16. Good News

426 104 14
                                    

Ini masih pagi tapi Adhara sudah bulak-balik kamar mandi selama tujuh kali. Perutnya serasa diaduk-aduk hingga rasanya sangat mual.

Adhara bersandar pada pinggiran wastafel, menatap pantulan wajahnya dari cermin. Bibirnya terlihat pucat sekali ditambah dengan matanya yang sayu.

Terakhir kali Adhara merasakan gejala seperti ini adalah ketika ia mengalami kehamilan yang pertama. Atau mungkin sekarang ia hamil lagi?

Gadis Kartika itu kembali ke ranjang lantas duduk di pinggirnya. Ia membuka laci lalu mengambil minyak kayu putih untuk dioleskan di sekitar leher dan untuk dihirup agar mualnya hilang.

"Kenapa, by? Masuk angin?" tanya Angkasa dengan suara khas orang bangun tidur.

Sebenarnya Adhara masih marah pada Angkasa. Ia ingin meminta klarifikasi pada suaminya itu mengenai foto kemarin. Tapi baru saja hendak membuka mulut, gadis itu sudah hendak muntah lagi.

Dengan cepat, Adhara bergegas lari ke dalam kamar mandi. Ia mual lagi, delapan kali dalam waktu kurang dari satu jam. Kepalanya sampai pusing.

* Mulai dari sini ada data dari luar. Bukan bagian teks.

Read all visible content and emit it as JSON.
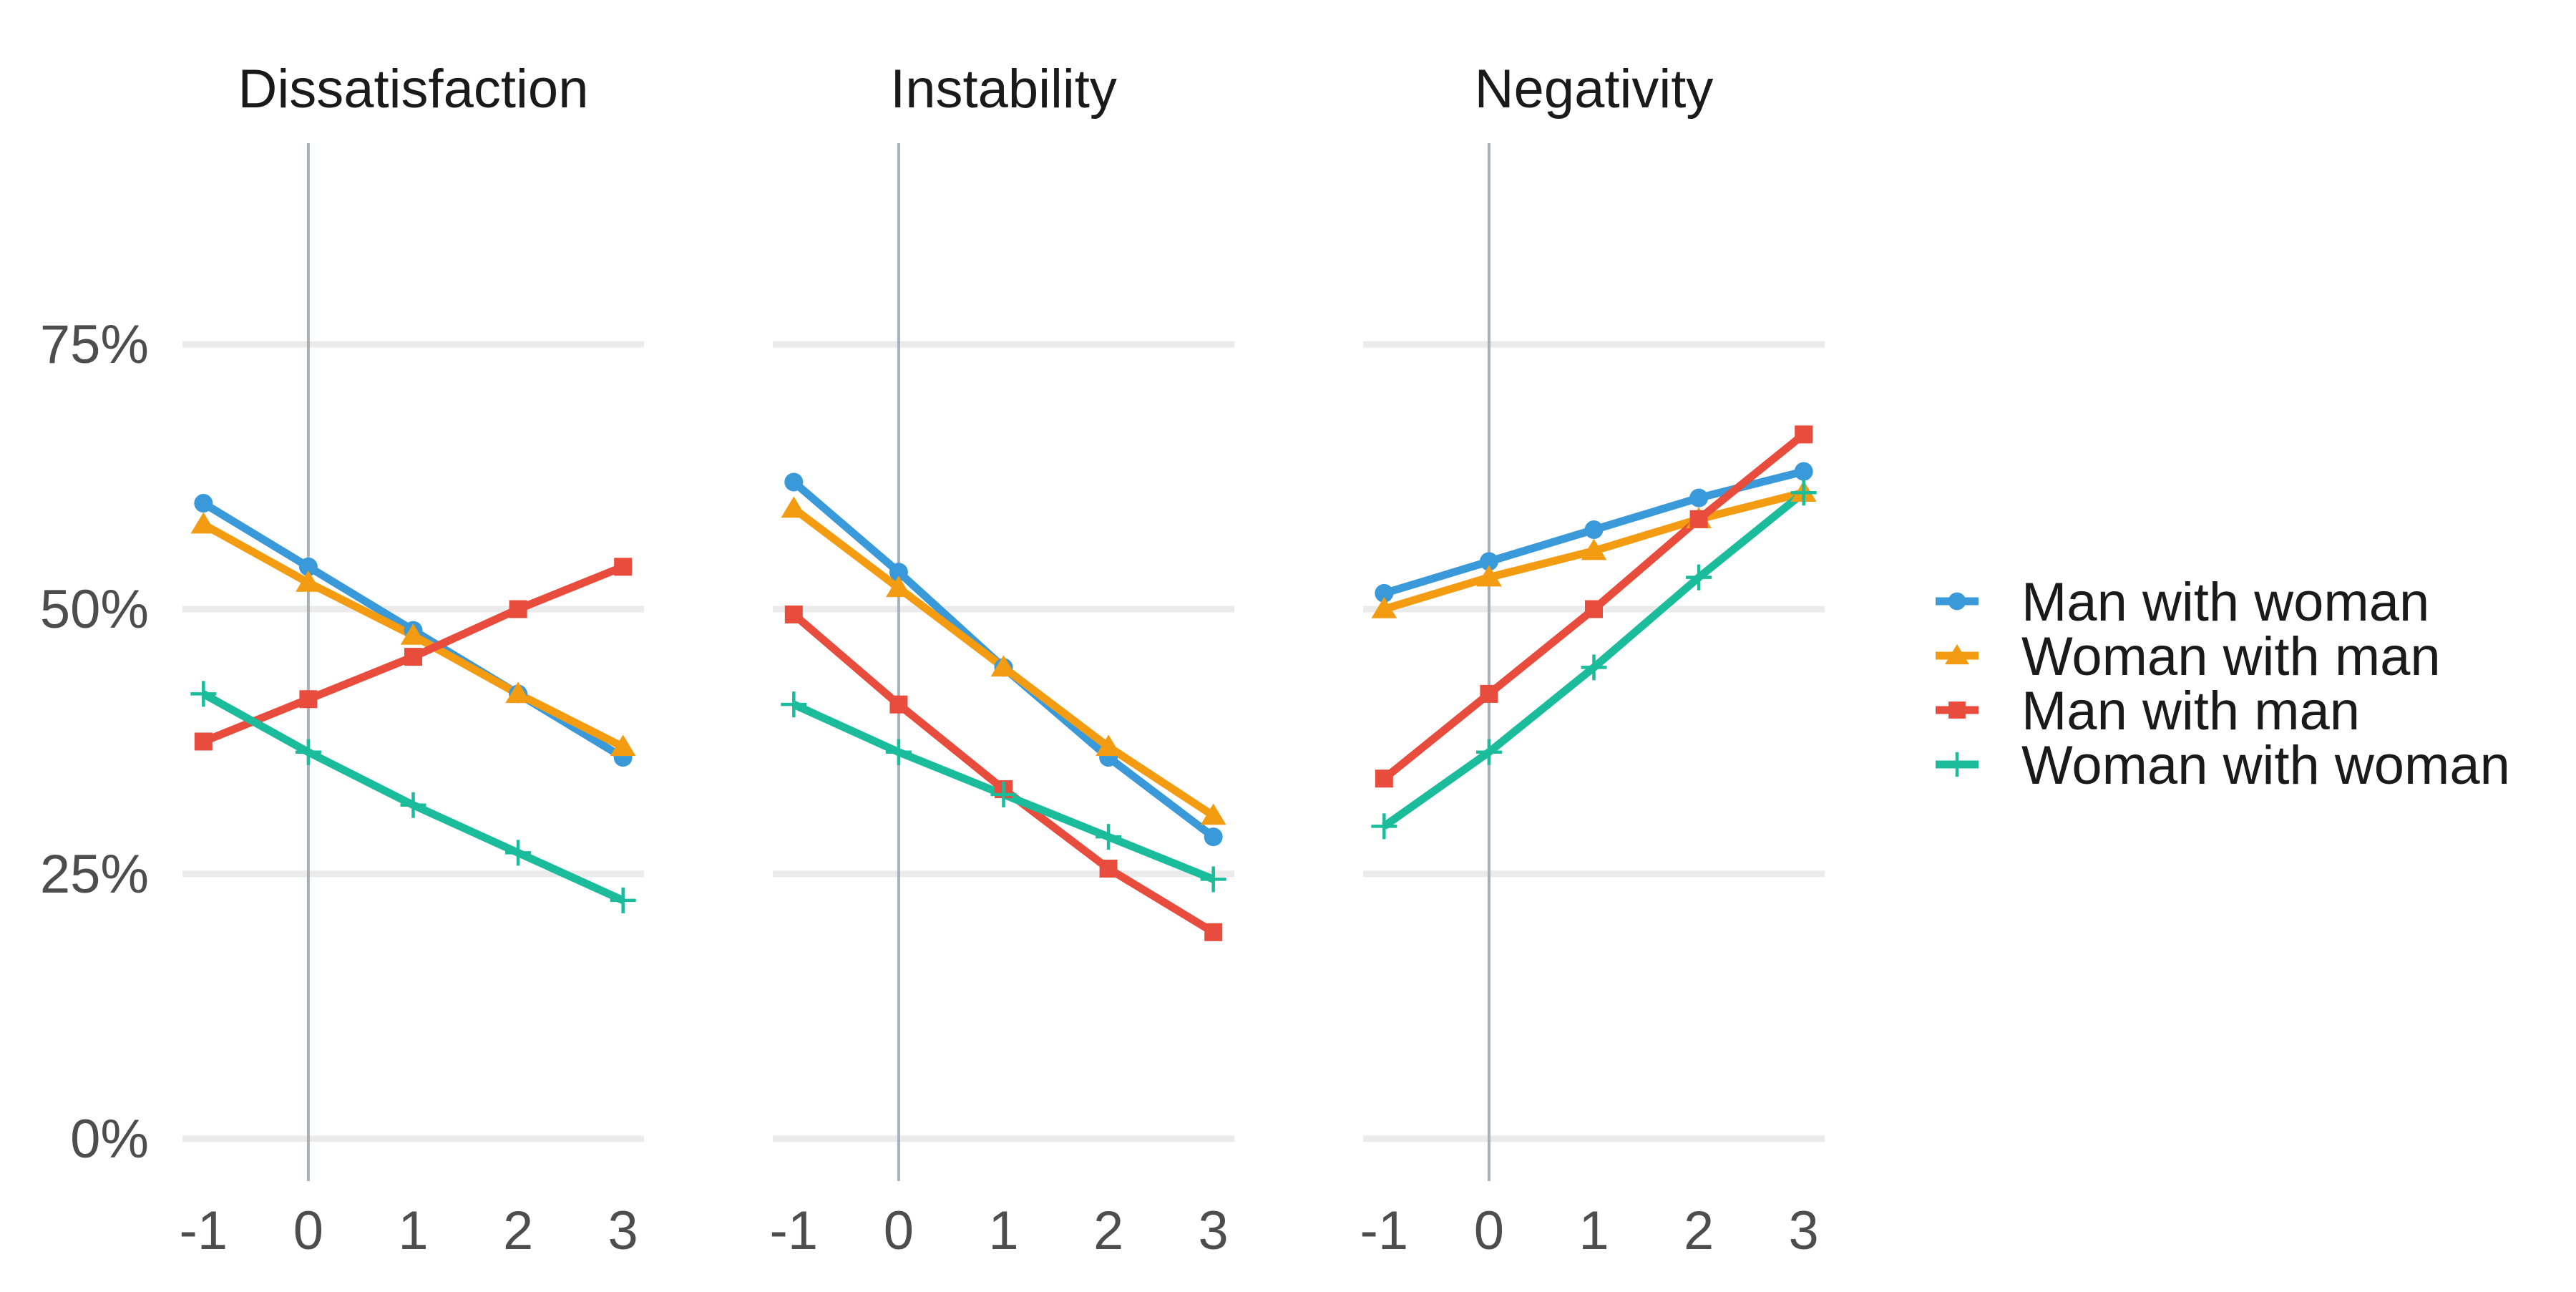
{
  "chart_data": {
    "type": "line",
    "facet_titles": [
      "Dissatisfaction",
      "Instability",
      "Negativity"
    ],
    "x": [
      -1,
      0,
      1,
      2,
      3
    ],
    "x_tick_labels": [
      "-1",
      "0",
      "1",
      "2",
      "3"
    ],
    "y_ticks": [
      0,
      0.25,
      0.5,
      0.75
    ],
    "y_tick_labels": [
      "0%",
      "25%",
      "50%",
      "75%"
    ],
    "ylim": [
      -0.04,
      0.94
    ],
    "xlim": [
      -1.2,
      3.2
    ],
    "reference_line_x": 0,
    "grid": "horizontal major",
    "legend_position": "right",
    "xlabel": "",
    "ylabel": "",
    "series": [
      {
        "name": "Man with woman",
        "color": "#3a9ad9",
        "marker": "circle",
        "values": [
          [
            0.6,
            0.54,
            0.48,
            0.42,
            0.36
          ],
          [
            0.62,
            0.535,
            0.445,
            0.36,
            0.285
          ],
          [
            0.515,
            0.545,
            0.575,
            0.605,
            0.63
          ]
        ]
      },
      {
        "name": "Woman with man",
        "color": "#f39c12",
        "marker": "triangle",
        "values": [
          [
            0.58,
            0.525,
            0.475,
            0.42,
            0.37
          ],
          [
            0.595,
            0.52,
            0.445,
            0.37,
            0.305
          ],
          [
            0.5,
            0.53,
            0.555,
            0.585,
            0.61
          ]
        ]
      },
      {
        "name": "Man with man",
        "color": "#e74c3c",
        "marker": "square",
        "values": [
          [
            0.375,
            0.415,
            0.455,
            0.5,
            0.54
          ],
          [
            0.495,
            0.41,
            0.33,
            0.255,
            0.195
          ],
          [
            0.34,
            0.42,
            0.5,
            0.585,
            0.665
          ]
        ]
      },
      {
        "name": "Woman with woman",
        "color": "#1abc9c",
        "marker": "cross",
        "values": [
          [
            0.42,
            0.365,
            0.315,
            0.27,
            0.225
          ],
          [
            0.41,
            0.365,
            0.325,
            0.285,
            0.245
          ],
          [
            0.295,
            0.365,
            0.445,
            0.53,
            0.61
          ]
        ]
      }
    ]
  }
}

Karena guncangan yang disebabkan Adhara, Angkasa terlonjak dari tidurnya. Ia menyusul Adhara ke dalam kamar mandi, melebarkan mata ketika melihat istrinya tengah bersandar lemah di wastafel.

"Ya ampun, kamu kenapa?" tanya Angkasa panik.

Adhara menggeleng, hendak menjawab. Namun kalah cepat oleh rasa ingin muntahnya.

Angkasa berjalan mendekat, memijat tengkuk Adhara seperti yang biasa ia lakukan jika gadis itu muntah-muntah seperti ini.

"Kita ke rumah sakit, ya?" tawar Angkasa.

Kepala Adhara tergeleng. "Nanti aku ke rumah sakit sama Mama aja," jawabnya dingin.

"Lho, sama aku aja, by. Sekarang. Takut kamu kenapa-napa."

Kedua bahu Adhara terangkat acuh. "Urusin aja Ghaitsa. Gak usah urusin aku," ketusnya.

"Ghaitsa? Kok jadi dia, sih?" tanya Angkasa heran. Barulah setelah menyadari bahwa Adhara marah karena mengetahui kejadian kemarin, Angkasa menjentikkan jarinya. "Kamu tau dari mana?"

"Pokoknya aku tau. Udah sana gak usah urusin aku."

Angkasa meraih tangan Adhara, menggenggam jari-jemarinya. "Kamu salah paham, by. Aku bisa jelasin," bujuknya.

Tangan Angkasa dihempaskan begitu saja. Adhara berjalan keluar kamar mandi lalu kembali meraih minyak kayu putihnya.

"Itu kemaren salah paham, by. Kamu harus percaya sama aku," bujuk Angkasa lagi.

Wajah Adhara mengeruh. "Salah paham apanya. Orang kamu jelas-jelas ngebales," cibirnya.

"Gak gitu, by. Aku ditarik Ghaitsa. Kejadiannya terlalu cepet. Aku gak tau kalo dia bakal kayak gitu. Kamu tau 'kan dia orangnya gimana," kilah Angkasa.

Adhara diam, masih memasang wajah cemberutnya. "Gak percaya," kukuhnya.

"Ya Allah, by. Beneran salah paham."

"Boho---"

Ucapan Adhara terpotong ketika Adhara menutup mulutnya lalu lari ke kamar mandi. Angkasa menghela napas kasar, meremat rambutnya pelan. Bagaimana caranya agar Adhara mau percaya?

Tubuh Adhara semakin lemas. Sekembalinya dari kamar mandi, ia segera bersandar pada tubuh Angkasa. Wajahnya terbenam di bahu lebar milik suaminya, mulai menangis pelan.

"Kamu gak tau aku sakit hati banget waktu dapet foto kamu. Aku berusaha percaya tapi rasanya susah banget buat percaya kalo itu semua bohong," ujar Adhara dengan suara bergetar.